Les hauteurs de Zarathoustra
       
       
         
         

adefossez@skynet.be

      Cher Friedrich,

Pour ceux qui comme vous ont atteint les hauteurs de Zarathustra, l'air devient vite froid et piquant (c'est un air vif). Cette altitude est insupportable pour ceux qui ne sont pas faits pour lui... Dès lors votre surhumain est-il condamné à la solitude? Devrait-il même rechercher cette solitude et éviter le commerce des autres hommes comme vous le faites vous-même?

Deuxième question ou plutôt réflexion, je pense personnellement qu'Hamlet est le modèle parfait de votre surhumain (je préfère traduire «Ubermensch» par «surhumain» que par «surhomme» pour éviter de regrettables confusions).
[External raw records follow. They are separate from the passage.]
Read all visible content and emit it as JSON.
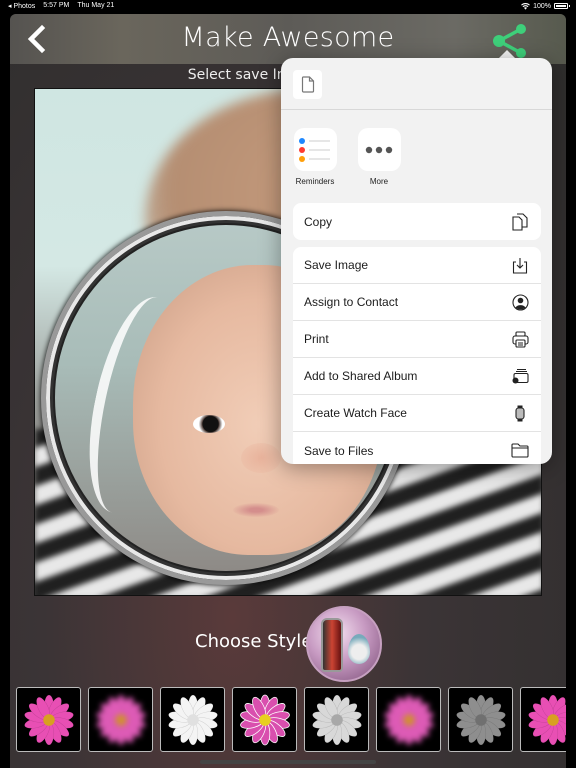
{
  "status_bar": {
    "back_app": "◂ Photos",
    "time": "5:57 PM",
    "date": "Thu May 21",
    "battery": "100%"
  },
  "navbar": {
    "title": "Make Awesome",
    "back_icon": "chevron-left-icon",
    "share_icon": "share-icon",
    "accent_color": "#3ecf7a"
  },
  "subtitle": "Select save Image s",
  "editor": {
    "frame_style": "mirror",
    "photo_subject": "baby"
  },
  "style_picker": {
    "label": "Choose Style"
  },
  "filters": [
    {
      "name": "original",
      "tone": "pink"
    },
    {
      "name": "blur",
      "tone": "pink-blur"
    },
    {
      "name": "white",
      "tone": "white"
    },
    {
      "name": "sketch-color",
      "tone": "pink-sketch"
    },
    {
      "name": "light-gray",
      "tone": "lightgray"
    },
    {
      "name": "soft-blur",
      "tone": "pink-blur"
    },
    {
      "name": "grayscale",
      "tone": "gray"
    },
    {
      "name": "vivid",
      "tone": "pink"
    }
  ],
  "share_sheet": {
    "header_icon": "document-icon",
    "apps": [
      {
        "label": "Reminders",
        "icon": "reminders-icon"
      },
      {
        "label": "More",
        "icon": "more-icon"
      }
    ],
    "primary_actions": [
      {
        "label": "Copy",
        "icon": "copy-icon"
      }
    ],
    "actions": [
      {
        "label": "Save Image",
        "icon": "save-image-icon"
      },
      {
        "label": "Assign to Contact",
        "icon": "contact-icon"
      },
      {
        "label": "Print",
        "icon": "printer-icon"
      },
      {
        "label": "Add to Shared Album",
        "icon": "shared-album-icon"
      },
      {
        "label": "Create Watch Face",
        "icon": "watch-icon"
      },
      {
        "label": "Save to Files",
        "icon": "folder-icon"
      }
    ]
  }
}
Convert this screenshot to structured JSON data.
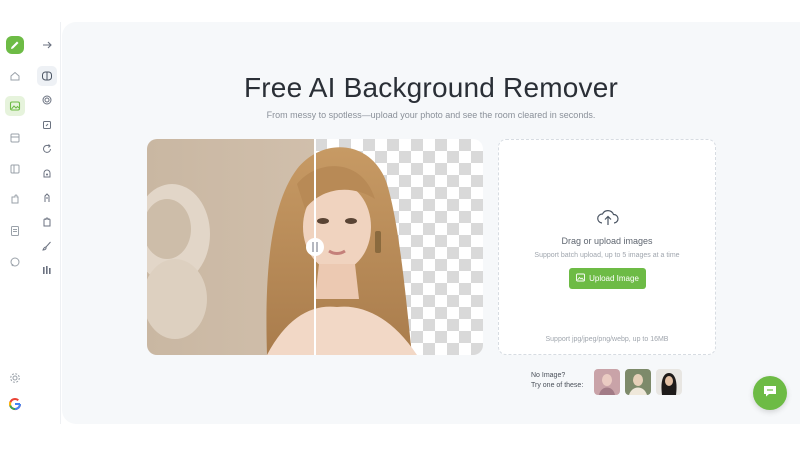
{
  "header": {
    "title": "Free AI Background Remover",
    "subtitle": "From messy to spotless—upload your photo and see the room cleared in seconds."
  },
  "upload": {
    "title": "Drag or upload images",
    "hint": "Support batch upload, up to 5 images at a time",
    "button_label": "Upload Image",
    "formats": "Support jpg/jpeg/png/webp, up to 16MB"
  },
  "samples": {
    "line1": "No Image?",
    "line2": "Try one of these:"
  },
  "preview": {
    "slider_position_pct": 50
  },
  "icons": {
    "rail": [
      "logo-pencil-icon",
      "home-icon",
      "image-icon",
      "box-icon",
      "layout-icon",
      "puzzle-icon",
      "document-icon",
      "chat-bubble-icon",
      "settings-icon",
      "google-icon"
    ],
    "tools": [
      "expand-arrow-icon",
      "compare-icon",
      "fingerprint-icon",
      "crop-icon",
      "rotate-icon",
      "stamp-icon",
      "figure-icon",
      "glove-icon",
      "brush-icon",
      "bars-icon"
    ]
  },
  "colors": {
    "accent": "#6dbb45",
    "background": "#f6f8fa"
  }
}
Hamlet est en effet un être dont l'âme a soif de faire le tour de toutes les valeurs, il est l'illustration même de la grande santé...

Êtes-vous d'accord avec moi? (Vous me feriez un grand honneur de l'être..)

Je vous souhaite un bon séjour à Sils Maria où vous vous trouvez sûrement et espère que vos migraines ne vous font pas trop souffrir...

Bien à vous,

Alexandre

 

       
         

Friedrich Nietzsche

      Cher Monsieur Defossez,

Aujourdhui, alors que la bête de troupeau arrive seule aux honneurs et seule à la dispensation des honneurs en Europe, alors que l'«égalité des droits» pourrait se traduire plutôt par l'égalité dans l'injustice: je veux dire dans la guerre générale contre tout ce qui est rare, étrange, privilégié, la guerre contre l'homme supérieur, l'âme supérieure, le devoir supérieur, la responsabilité supérieure, la plénitude créatrice et dominatrice -aujourdhui être noble, vouloir être pour soi, savoir être différent, devoir vivre seul et pour son propre compte sont des choses qui rentrent dans le concept «grandeur» et le philosophe révélera en quelque mesure son propre idéal en affirmant: «Celui-là sera le plus grand qui saura être le plus solitaire, le plus caché, le plus écarté, l'homme qui vivra par-delà le bien et le mal, le maître de ses vertus, qui sera doué d'une volonté abondante; voilà ce qui doit être appelé de la grandeur: c'est à la fois la diversité et le tout, l'étendue et la plénitude.»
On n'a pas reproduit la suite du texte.